The ongoing COVID-19 pandemic has shown how important it is for companies to operate remotely. In fact, it’s the difference between completing a task or facing extensive delays for businesses relying on new, certified equipment for day-to-day activities, Chris O’Conor, Regional VP, Service Provider Sales at HUBER+SUHNER Polatis said.
According to O’Conor, organisations are under intense pressure to rapidly test and deliver enhanced network services, validate new equipment and quickly resolve customer issues. To do this they must get more out of their network system test resources. In today’s ever-changing business climate, automating test infrastructure and resources is vital to increase test capacity while reducing costs.
O’Conor added that testing and certification of new devices prior to deployment in networks depends on technicians. Typically, this is done on-site in confined spaces within test laboratories where each device is manually patched to test equipment, which may make it difficult to comply with social distancing requirements. The longer it takes to certify new equipment and new services relying on a manual test lab operation, the longer it will take to generate higher revenues and gain a competitive advantage—making fast, repeatable and agile lab operations crucial to reduce time to market.

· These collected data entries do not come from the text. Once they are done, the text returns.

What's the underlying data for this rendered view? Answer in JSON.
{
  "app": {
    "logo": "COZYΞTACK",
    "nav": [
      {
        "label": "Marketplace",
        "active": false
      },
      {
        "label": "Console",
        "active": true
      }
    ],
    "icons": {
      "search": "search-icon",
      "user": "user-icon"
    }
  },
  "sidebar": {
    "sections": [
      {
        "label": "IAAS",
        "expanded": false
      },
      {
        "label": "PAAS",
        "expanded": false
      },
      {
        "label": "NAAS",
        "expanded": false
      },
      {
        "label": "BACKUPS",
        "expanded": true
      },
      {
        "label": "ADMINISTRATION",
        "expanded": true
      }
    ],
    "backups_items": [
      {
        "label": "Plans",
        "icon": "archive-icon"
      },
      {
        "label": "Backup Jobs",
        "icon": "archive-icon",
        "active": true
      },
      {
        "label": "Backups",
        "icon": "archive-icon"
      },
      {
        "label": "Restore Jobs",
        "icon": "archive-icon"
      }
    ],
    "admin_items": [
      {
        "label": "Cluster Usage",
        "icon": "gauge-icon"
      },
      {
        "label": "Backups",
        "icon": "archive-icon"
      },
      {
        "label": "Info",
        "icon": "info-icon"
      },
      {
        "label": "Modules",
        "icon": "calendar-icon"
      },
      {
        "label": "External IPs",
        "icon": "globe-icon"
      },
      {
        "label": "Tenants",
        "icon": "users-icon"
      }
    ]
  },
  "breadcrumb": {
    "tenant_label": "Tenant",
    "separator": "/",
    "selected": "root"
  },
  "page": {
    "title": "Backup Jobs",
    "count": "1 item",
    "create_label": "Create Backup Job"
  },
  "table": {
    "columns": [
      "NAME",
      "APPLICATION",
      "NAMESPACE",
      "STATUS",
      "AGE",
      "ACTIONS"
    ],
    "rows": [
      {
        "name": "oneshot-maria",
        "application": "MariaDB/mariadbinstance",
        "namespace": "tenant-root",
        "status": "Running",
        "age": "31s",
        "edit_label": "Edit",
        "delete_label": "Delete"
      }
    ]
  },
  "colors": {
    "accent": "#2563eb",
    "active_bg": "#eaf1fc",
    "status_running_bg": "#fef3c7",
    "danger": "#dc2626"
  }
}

Lab automation is not a new idea, but many labs fall short due to a lack of investment in personnel and resources or simply little awareness that a well-run and automated lab can be a hugely competitive advantage,” said O’Conor. “By adopting innovative solutions, lab managers can simply deploy a component once and run all future tests remotely using orchestration software—perfect at a time when remote working has never been more crucial.
Conor went on to explain that as networks are migrating rapidly to line rates of 400G and beyond, and more connected devices and equipment are required to deliver these expected services, the network test lab is becoming increasingly complex and expensive. Simply using traditional layer 2/3 infrastructure to interconnect equipment test beds adds complexity, increases costs and causes equipment to be upgraded every time the traffic speed or formats change.

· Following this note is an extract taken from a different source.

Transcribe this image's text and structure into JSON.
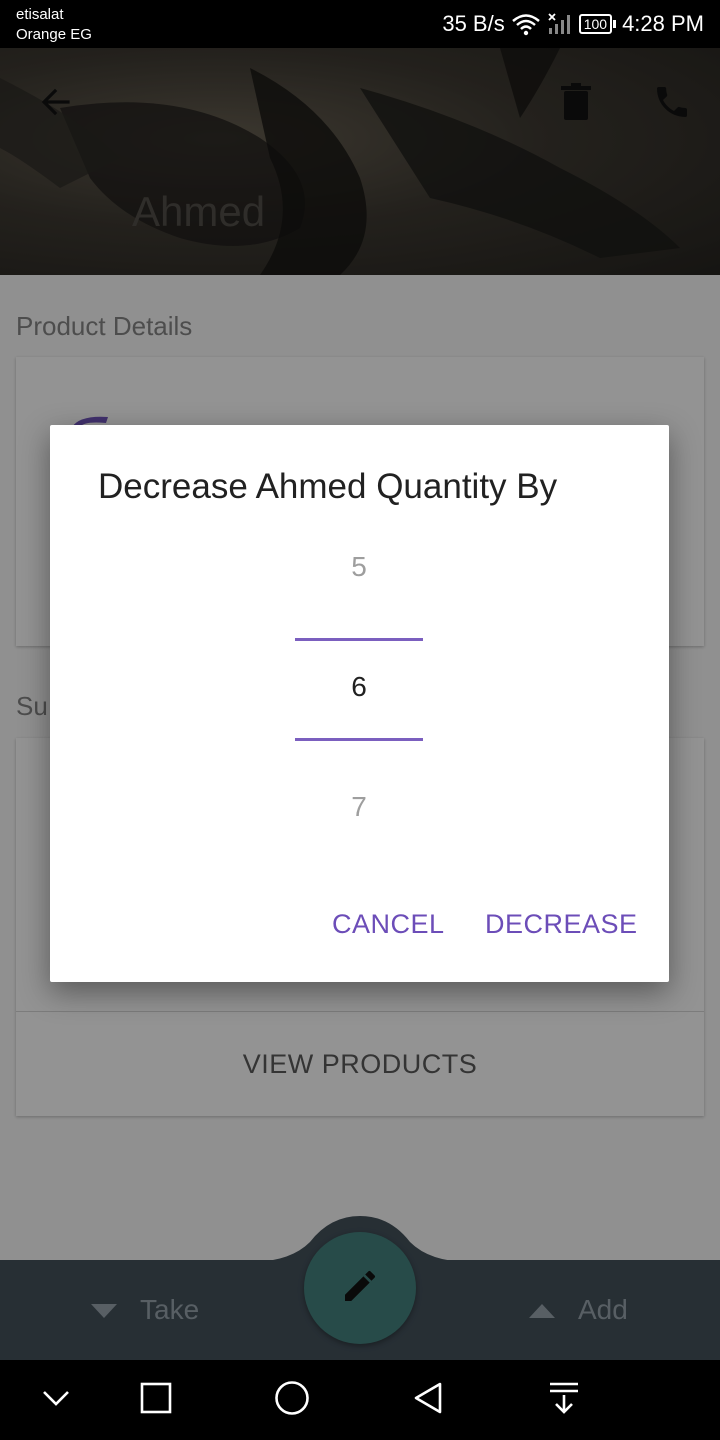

All-optical switching overcomes these challenges by providing a transparent, user-configurable fiber layer independent of the traffic format or bit rate to enable customers to rapidly reconfigure network test beds in seconds, rather than hours or days, to meet the speed and flexibility required.

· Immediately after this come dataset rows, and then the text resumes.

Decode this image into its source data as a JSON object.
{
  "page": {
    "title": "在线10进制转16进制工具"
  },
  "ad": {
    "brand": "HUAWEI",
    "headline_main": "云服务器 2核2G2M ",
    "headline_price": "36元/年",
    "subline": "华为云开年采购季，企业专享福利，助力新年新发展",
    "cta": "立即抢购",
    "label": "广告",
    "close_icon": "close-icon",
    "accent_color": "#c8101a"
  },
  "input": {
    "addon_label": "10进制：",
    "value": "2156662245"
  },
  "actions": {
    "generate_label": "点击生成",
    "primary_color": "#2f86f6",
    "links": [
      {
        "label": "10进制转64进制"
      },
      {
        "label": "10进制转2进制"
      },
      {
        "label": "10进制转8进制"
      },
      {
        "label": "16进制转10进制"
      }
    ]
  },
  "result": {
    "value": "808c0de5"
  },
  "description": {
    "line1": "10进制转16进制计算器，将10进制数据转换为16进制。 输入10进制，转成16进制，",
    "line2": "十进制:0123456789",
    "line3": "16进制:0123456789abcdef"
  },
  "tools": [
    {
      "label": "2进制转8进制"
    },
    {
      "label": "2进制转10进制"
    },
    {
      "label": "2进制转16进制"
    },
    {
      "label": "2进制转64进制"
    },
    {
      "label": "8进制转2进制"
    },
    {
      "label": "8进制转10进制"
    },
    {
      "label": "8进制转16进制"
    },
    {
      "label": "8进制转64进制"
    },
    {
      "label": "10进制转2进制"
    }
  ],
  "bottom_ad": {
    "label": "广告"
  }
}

What was once considered a luxury, is now a requirement as the current situation drives forward the inherent need for remote lab management,” concluded O’Conor. “By adopting solutions like our Polatis optical switches, organisations can not only continue to operate as normal to ensure that projects are completed on time but also open up the capability to leverage a geographically diverse work force—allowing them to work across multiple test topologies simultaneously without concern of conflict between virtual networks.”